Protecting workers’ rights and a reform of the country’s agricultural sector are two keys to building a different country, one that is fairer. Should it fail to tackle these issues, the government will be limited to administering poverty, leaving the current system of oppression in place.”

 

“He’s been accused of all the country’s ills (…), but never of corruption”

Marie Dufour is a French dietician living in Paraguay, where she’s building a boat.

Fernando Lugo will clean up Paraguay’s corrupt government. The old political class will be replaced by efficient experts. I think he’ll lead the country with an iron fist cloaked in a velvet glove.

He’s been accused of all the country’s ills: of being a communist, a revolutionary, a Chavist, a traitor to the Church; but never of corruption. 61 years of corruption at the top have left the economy in ruins and pushed the population toward an exodus. The public sector is languishing, while the fat cats get richer in all impunity. Worst of all, the government has been swindled by Brazil over the Itapu hydroelectric dam project [a facility built by Brazil and Argentina on Paraguay’s territory that enable the former two to purchase electricity at a third of the normal price].

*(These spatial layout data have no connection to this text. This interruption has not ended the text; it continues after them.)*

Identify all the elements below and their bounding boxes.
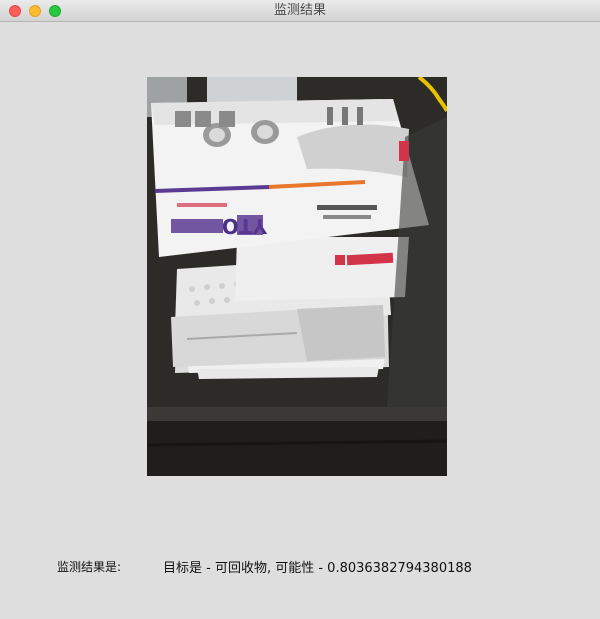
parcel-stack-image: YTO bbox=[147, 77, 447, 476]
result-text: 目标是 - 可回收物, 可能性 - 0.8036382794380188 bbox=[163, 561, 472, 576]
result-label: 监测结果是: bbox=[57, 560, 122, 574]
title-bar[interactable]: 监测结果 bbox=[0, 0, 600, 22]
app-window: 监测结果 监测结果是: 目标是 - 可回收物, 可能性 - 0.80363827… bbox=[0, 0, 600, 619]
result-image: YTO bbox=[147, 77, 447, 476]
window-title: 监测结果 bbox=[273, 3, 326, 18]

As a Christian, Fernando Lugo is particularly well equipped to fight against corruption. Lawyers are already at work seeking to uncover widespread fraud involving state officials over the past 16 years.”

 

Fernando Lugo’s campaign video

People of Paraguay, the time for a historic change has come; a change that will not be in the interest of one person, one group or one political party. This time, Paraguay is the winner. The jobs and wellbeing of the people of Paraguay. The countryside will progress, as will the cities. Security wins. Justice wins. Unity wins. Our economy wins. And to start winning, we need to stop losing. Above all, the pride of the people of Paraguay is at stake. It’s our chance to recover our dignity. Vote for Fernando Lugo. Let Paraguay win.”